Scale: 300+ Packages Across Multiple Repos

The OpenClaw Docker impersonation is one node in a larger operation. Netskope identified over 300 confirmed delivery packages across multiple GitHub repositories, including gaming cheats, phone trackers, VPN crackers, and Roblox scripts, all connecting back to the same attacker infrastructure: eight confirmed IP addresses behind a single load-balanced backend, according to Netskope Threat Labs.

Researchers also connected the operator to a Telegram channel, @NumberLocationTrack, running under the name TroyDen since June 2025. That timeline suggests the campaign was active months before the GitHub repositories targeting OpenClaw appeared.

Third Attack Vector Targeting OpenClaw in March

This is the third distinct attack campaign exploiting OpenClaw’s brand in March 2026 alone. On March 19, scammers launched a crypto phishing campaign targeting developers who starred the OpenClaw repository with fake “$5,000 CLAW token” airdrops. Earlier in the month, Bitdefender found that approximately 20% of skills on ClawHub, OpenClaw’s official marketplace, contained malware.

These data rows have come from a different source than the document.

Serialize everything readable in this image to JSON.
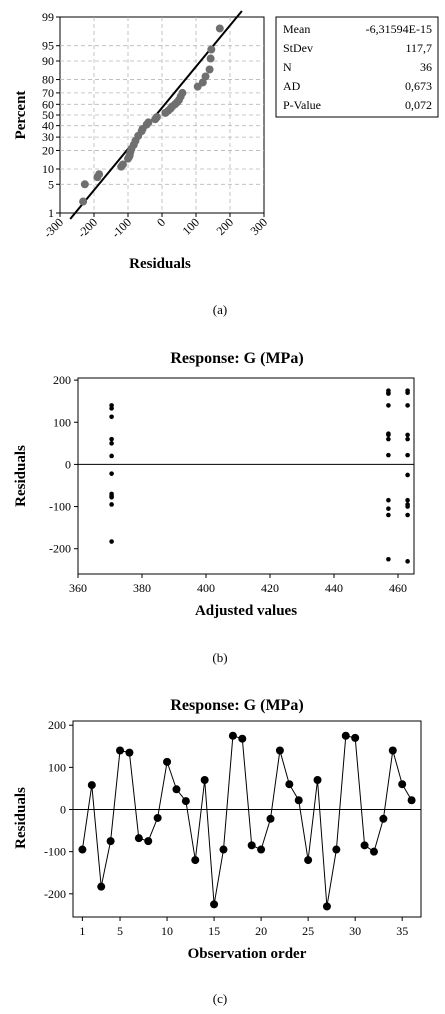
{
  "chart_data": [
    {
      "type": "scatter",
      "caption": "(a)",
      "xlabel": "Residuals",
      "ylabel": "Percent",
      "xlim": [
        -300,
        300
      ],
      "xticks": [
        -300,
        -200,
        -100,
        0,
        100,
        200,
        300
      ],
      "xtick_labels": [
        "-300",
        "-200",
        "-100",
        "0",
        "100",
        "200",
        "300"
      ],
      "yscale": "normal-probability",
      "yticks": [
        1,
        5,
        10,
        20,
        30,
        40,
        50,
        60,
        70,
        80,
        90,
        95,
        99
      ],
      "ytick_labels": [
        "1",
        "5",
        "10",
        "20",
        "30",
        "40",
        "50",
        "60",
        "70",
        "80",
        "90",
        "95",
        "99"
      ],
      "grid": true,
      "fit_line": {
        "x": [
          -270,
          235
        ],
        "y": [
          1,
          99
        ]
      },
      "points": {
        "x": [
          -232,
          -227,
          -190,
          -185,
          -120,
          -115,
          -100,
          -97,
          -95,
          -93,
          -90,
          -83,
          -78,
          -70,
          -60,
          -57,
          -45,
          -40,
          -20,
          -15,
          10,
          18,
          25,
          30,
          38,
          45,
          50,
          55,
          60,
          105,
          120,
          128,
          140,
          143,
          145,
          170
        ],
        "y": [
          2,
          5,
          7,
          8,
          11,
          12,
          15,
          16,
          17,
          19,
          21,
          24,
          27,
          31,
          35,
          37,
          41,
          43,
          46,
          48,
          52,
          54,
          56,
          58,
          60,
          62,
          64,
          67,
          70,
          75,
          78,
          82,
          86,
          91,
          94,
          98
        ]
      },
      "stats": [
        {
          "label": "Mean",
          "value": "-6,31594E-15"
        },
        {
          "label": "StDev",
          "value": "117,7"
        },
        {
          "label": "N",
          "value": "36"
        },
        {
          "label": "AD",
          "value": "0,673"
        },
        {
          "label": "P-Value",
          "value": "0,072"
        }
      ]
    },
    {
      "type": "scatter",
      "caption": "(b)",
      "title": "Response: G (MPa)",
      "xlabel": "Adjusted values",
      "ylabel": "Residuals",
      "xlim": [
        360,
        465
      ],
      "ylim": [
        -260,
        205
      ],
      "xticks": [
        360,
        380,
        400,
        420,
        440,
        460
      ],
      "yticks": [
        -200,
        -100,
        0,
        100,
        200
      ],
      "zero_line": true,
      "points": {
        "x": [
          370.5,
          370.5,
          370.5,
          370.5,
          370.5,
          370.5,
          370.5,
          370.5,
          370.5,
          370.5,
          370.5,
          370.5,
          457,
          457,
          457,
          457,
          457,
          457,
          457,
          457,
          457,
          457,
          457,
          457,
          463,
          463,
          463,
          463,
          463,
          463,
          463,
          463,
          463,
          463,
          463,
          463
        ],
        "y": [
          140,
          133,
          113,
          60,
          50,
          20,
          -22,
          -70,
          -78,
          -95,
          -183,
          -75,
          175,
          168,
          140,
          73,
          60,
          22,
          -85,
          -105,
          -120,
          -225,
          70,
          170,
          175,
          170,
          140,
          70,
          60,
          22,
          -25,
          -85,
          -100,
          -120,
          -230,
          -95
        ]
      }
    },
    {
      "type": "line",
      "caption": "(c)",
      "title": "Response: G (MPa)",
      "xlabel": "Observation order",
      "ylabel": "Residuals",
      "xlim": [
        0,
        37
      ],
      "ylim": [
        -255,
        210
      ],
      "xticks": [
        1,
        5,
        10,
        15,
        20,
        25,
        30,
        35
      ],
      "yticks": [
        -200,
        -100,
        0,
        100,
        200
      ],
      "zero_line": true,
      "x": [
        1,
        2,
        3,
        4,
        5,
        6,
        7,
        8,
        9,
        10,
        11,
        12,
        13,
        14,
        15,
        16,
        17,
        18,
        19,
        20,
        21,
        22,
        23,
        24,
        25,
        26,
        27,
        28,
        29,
        30,
        31,
        32,
        33,
        34,
        35,
        36
      ],
      "y": [
        -95,
        58,
        -183,
        -75,
        140,
        135,
        -68,
        -75,
        -20,
        113,
        48,
        20,
        -120,
        70,
        -225,
        -95,
        175,
        168,
        -85,
        -95,
        -22,
        140,
        60,
        22,
        -120,
        70,
        -230,
        -95,
        175,
        170,
        -85,
        -100,
        -22,
        140,
        60,
        22
      ]
    }
  ]
}
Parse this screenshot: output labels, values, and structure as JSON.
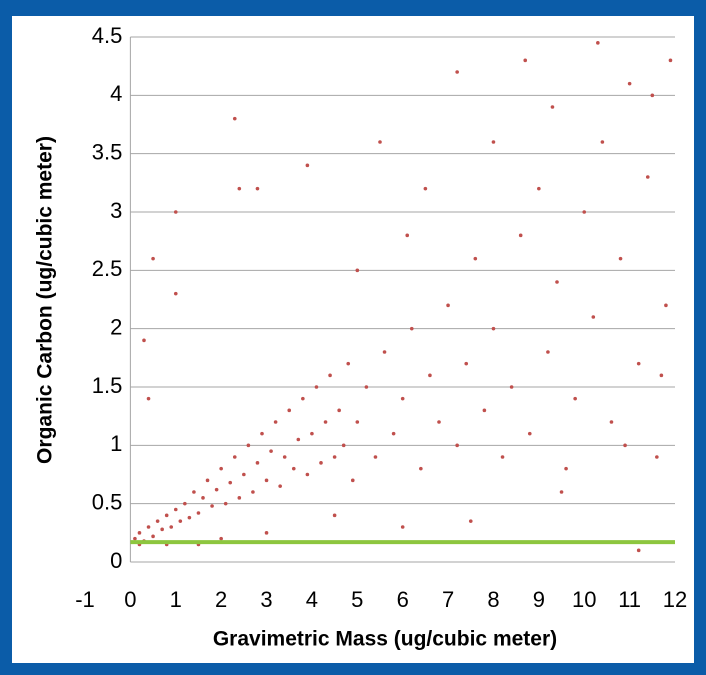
{
  "chart_data": {
    "type": "scatter",
    "x_label": "Gravimetric Mass (ug/cubic meter)",
    "y_label": "Organic Carbon (ug/cubic meter)",
    "xlim": [
      -1,
      12
    ],
    "ylim": [
      0,
      4.5
    ],
    "xticks": [
      -1,
      0,
      1,
      2,
      3,
      4,
      5,
      6,
      7,
      8,
      9,
      10,
      11,
      12
    ],
    "yticks": [
      0,
      0.5,
      1,
      1.5,
      2,
      2.5,
      3,
      3.5,
      4,
      4.5
    ],
    "grid": true,
    "hline": {
      "y": 0.17,
      "x": [
        0,
        12
      ],
      "color": "#8dc63f"
    },
    "series": [
      {
        "color": "#c0504d",
        "x": [
          0.1,
          0.2,
          0.3,
          0.4,
          0.5,
          0.6,
          0.7,
          0.8,
          0.9,
          1.0,
          1.1,
          1.2,
          1.3,
          1.4,
          1.5,
          1.6,
          1.7,
          1.8,
          1.9,
          2.0,
          2.1,
          2.2,
          2.3,
          2.4,
          2.5,
          2.6,
          2.7,
          2.8,
          2.9,
          3.0,
          3.1,
          3.2,
          3.3,
          3.4,
          3.5,
          3.6,
          3.7,
          3.8,
          3.9,
          4.0,
          4.1,
          4.2,
          4.3,
          4.4,
          4.5,
          4.6,
          4.7,
          4.8,
          4.9,
          5.0,
          5.2,
          5.4,
          5.6,
          5.8,
          6.0,
          6.2,
          6.4,
          6.6,
          6.8,
          7.0,
          7.2,
          7.4,
          7.6,
          7.8,
          8.0,
          8.2,
          8.4,
          8.6,
          8.8,
          9.0,
          9.2,
          9.4,
          9.6,
          9.8,
          10.0,
          10.2,
          10.4,
          10.6,
          10.8,
          11.0,
          11.2,
          11.4,
          11.6,
          11.8,
          11.9,
          0.3,
          0.4,
          0.5,
          1.0,
          1.0,
          2.3,
          2.4,
          2.8,
          3.9,
          7.2,
          8.7,
          10.3,
          11.2,
          5.5,
          6.5,
          7.5,
          9.5,
          6.0,
          4.5,
          3.0,
          1.5,
          2.0,
          0.8,
          0.2,
          5.0,
          6.1,
          8.0,
          9.3,
          11.5,
          10.9,
          11.7
        ],
        "values": [
          0.2,
          0.25,
          0.18,
          0.3,
          0.22,
          0.35,
          0.28,
          0.4,
          0.3,
          0.45,
          0.35,
          0.5,
          0.38,
          0.6,
          0.42,
          0.55,
          0.7,
          0.48,
          0.62,
          0.8,
          0.5,
          0.68,
          0.9,
          0.55,
          0.75,
          1.0,
          0.6,
          0.85,
          1.1,
          0.7,
          0.95,
          1.2,
          0.65,
          0.9,
          1.3,
          0.8,
          1.05,
          1.4,
          0.75,
          1.1,
          1.5,
          0.85,
          1.2,
          1.6,
          0.9,
          1.3,
          1.0,
          1.7,
          0.7,
          1.2,
          1.5,
          0.9,
          1.8,
          1.1,
          1.4,
          2.0,
          0.8,
          1.6,
          1.2,
          2.2,
          1.0,
          1.7,
          2.6,
          1.3,
          2.0,
          0.9,
          1.5,
          2.8,
          1.1,
          3.2,
          1.8,
          2.4,
          0.8,
          1.4,
          3.0,
          2.1,
          3.6,
          1.2,
          2.6,
          4.1,
          1.7,
          3.3,
          0.9,
          2.2,
          4.3,
          1.9,
          1.4,
          2.6,
          3.0,
          2.3,
          3.8,
          3.2,
          3.2,
          3.4,
          4.2,
          4.3,
          4.45,
          0.1,
          3.6,
          3.2,
          0.35,
          0.6,
          0.3,
          0.4,
          0.25,
          0.15,
          0.2,
          0.15,
          0.15,
          2.5,
          2.8,
          3.6,
          3.9,
          4.0,
          1.0,
          1.6
        ]
      }
    ]
  }
}
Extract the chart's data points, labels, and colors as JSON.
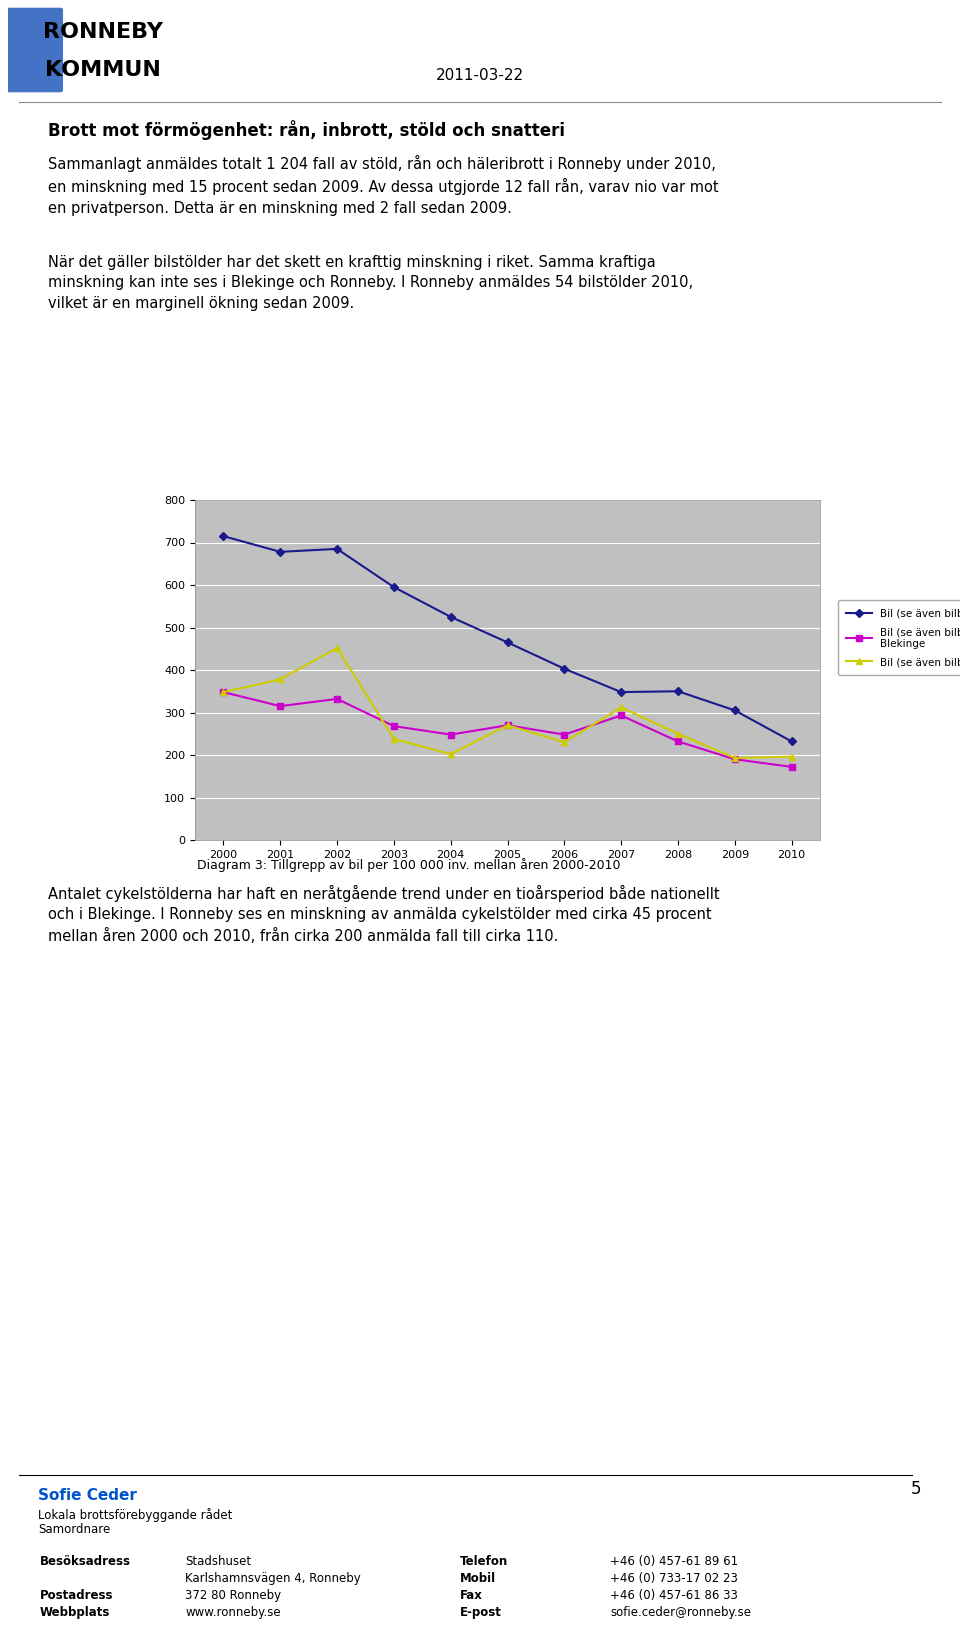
{
  "years": [
    2000,
    2001,
    2002,
    2003,
    2004,
    2005,
    2006,
    2007,
    2008,
    2009,
    2010
  ],
  "riket": [
    715,
    678,
    685,
    595,
    525,
    465,
    403,
    348,
    350,
    305,
    232
  ],
  "blekinge": [
    348,
    315,
    332,
    268,
    248,
    270,
    248,
    293,
    232,
    190,
    172
  ],
  "ronneby": [
    348,
    378,
    452,
    238,
    202,
    270,
    230,
    312,
    250,
    193,
    196
  ],
  "riket_color": "#1a1a8c",
  "blekinge_color": "#cc00cc",
  "ronneby_color": "#cccc00",
  "chart_bg": "#c0c0c0",
  "ylim_min": 0,
  "ylim_max": 800,
  "yticks": [
    0,
    100,
    200,
    300,
    400,
    500,
    600,
    700,
    800
  ],
  "legend_riket": "Bil (se även bilbrott), Riket",
  "legend_blekinge": "Bil (se även bilbrott),\nBlekinge",
  "legend_ronneby": "Bil (se även bilbrott),",
  "date_text": "2011-03-22",
  "logo_line1": "RONNEBY",
  "logo_line2": "KOMMUN",
  "heading": "Brott mot förmögenhet: rån, inbrott, stöld och snatteri",
  "para1": "Sammanlagt anmäldes totalt 1 204 fall av stöld, rån och häleribrott i Ronneby under 2010, en minskning med 15 procent sedan 2009. Av dessa utgjorde 12 fall rån, varav nio var mot en privatperson. Detta är en minskning med 2 fall sedan 2009.",
  "para2": "När det gäller bilstölder har det skett en krafttig minskning i riket. Samma kraftiga minskning kan inte ses i Blekinge och Ronneby. I Ronneby anmäldes 54 bilstölder 2010, vilket är en marginell ökning sedan 2009.",
  "caption": "Diagram 3: Tillgrepp av bil per 100 000 inv. mellan åren 2000-2010",
  "after_para": "Antalet cykelstölderna har haft en neråtgående trend under en tioårsperiod både nationellt och i Blekinge. I Ronneby ses en minskning av anmälda cykelstölder med cirka 45 procent mellan åren 2000 och 2010, från cirka 200 anmälda fall till cirka 110.",
  "footer_name": "Sofie Ceder",
  "footer_role1": "Lokala brottsförebyggande rådet",
  "footer_role2": "Samordnare",
  "col1_labels": [
    "Besöksadress",
    "",
    "Postadress",
    "Webbplats"
  ],
  "col2_vals": [
    "Stadshuset",
    "Karlshamnsvägen 4, Ronneby",
    "372 80 Ronneby",
    "www.ronneby.se"
  ],
  "col3_labels": [
    "Telefon",
    "Mobil",
    "Fax",
    "E-post"
  ],
  "col4_vals": [
    "+46 (0) 457-61 89 61",
    "+46 (0) 733-17 02 23",
    "+46 (0) 457-61 86 33",
    "sofie.ceder@ronneby.se"
  ],
  "page_num": "5"
}
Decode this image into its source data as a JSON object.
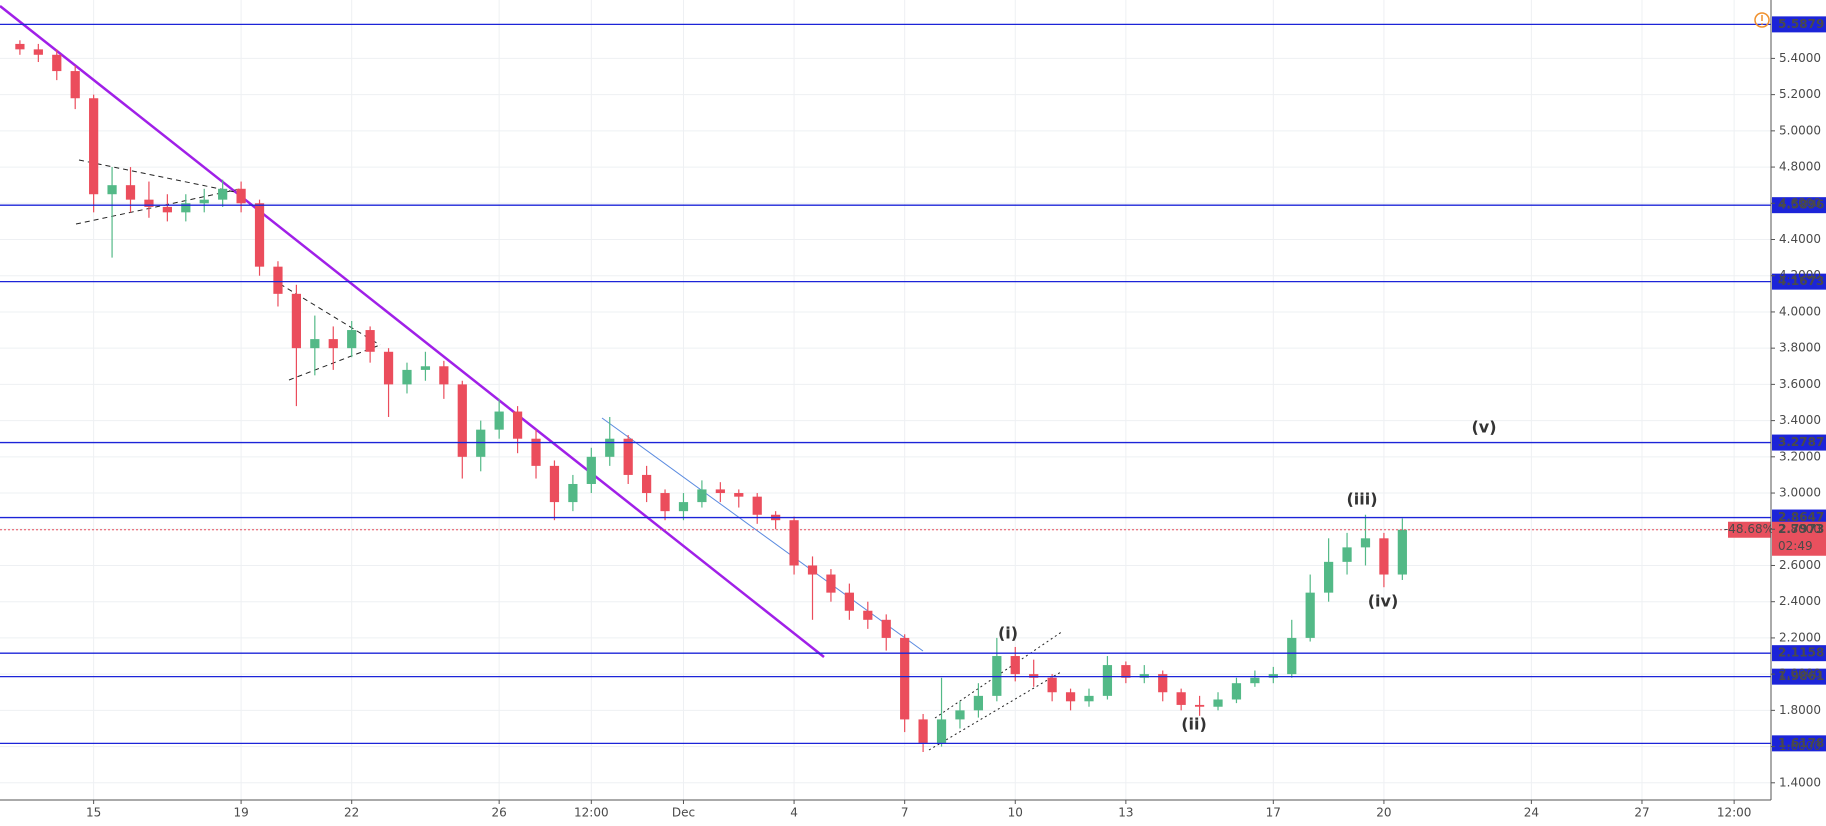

Each campaign exploits a different layer: ClawHub targets the plugin ecosystem, the phishing campaign targets individual developers’ wallets, and TroyDen’s operation targets anyone searching GitHub for OpenClaw tooling. The common thread is that OpenClaw’s explosive growth has made it a high-value impersonation target, where brand recognition alone drives downloads.

Netskope recommends that anyone who downloaded packages from the affected repositories treat their machine as compromised. Security teams should flag any GitHub download pairing a renamed interpreter with an opaque data file as a high-priority triage case, and block outbound connections to the published C2 IP addresses at the firewall level.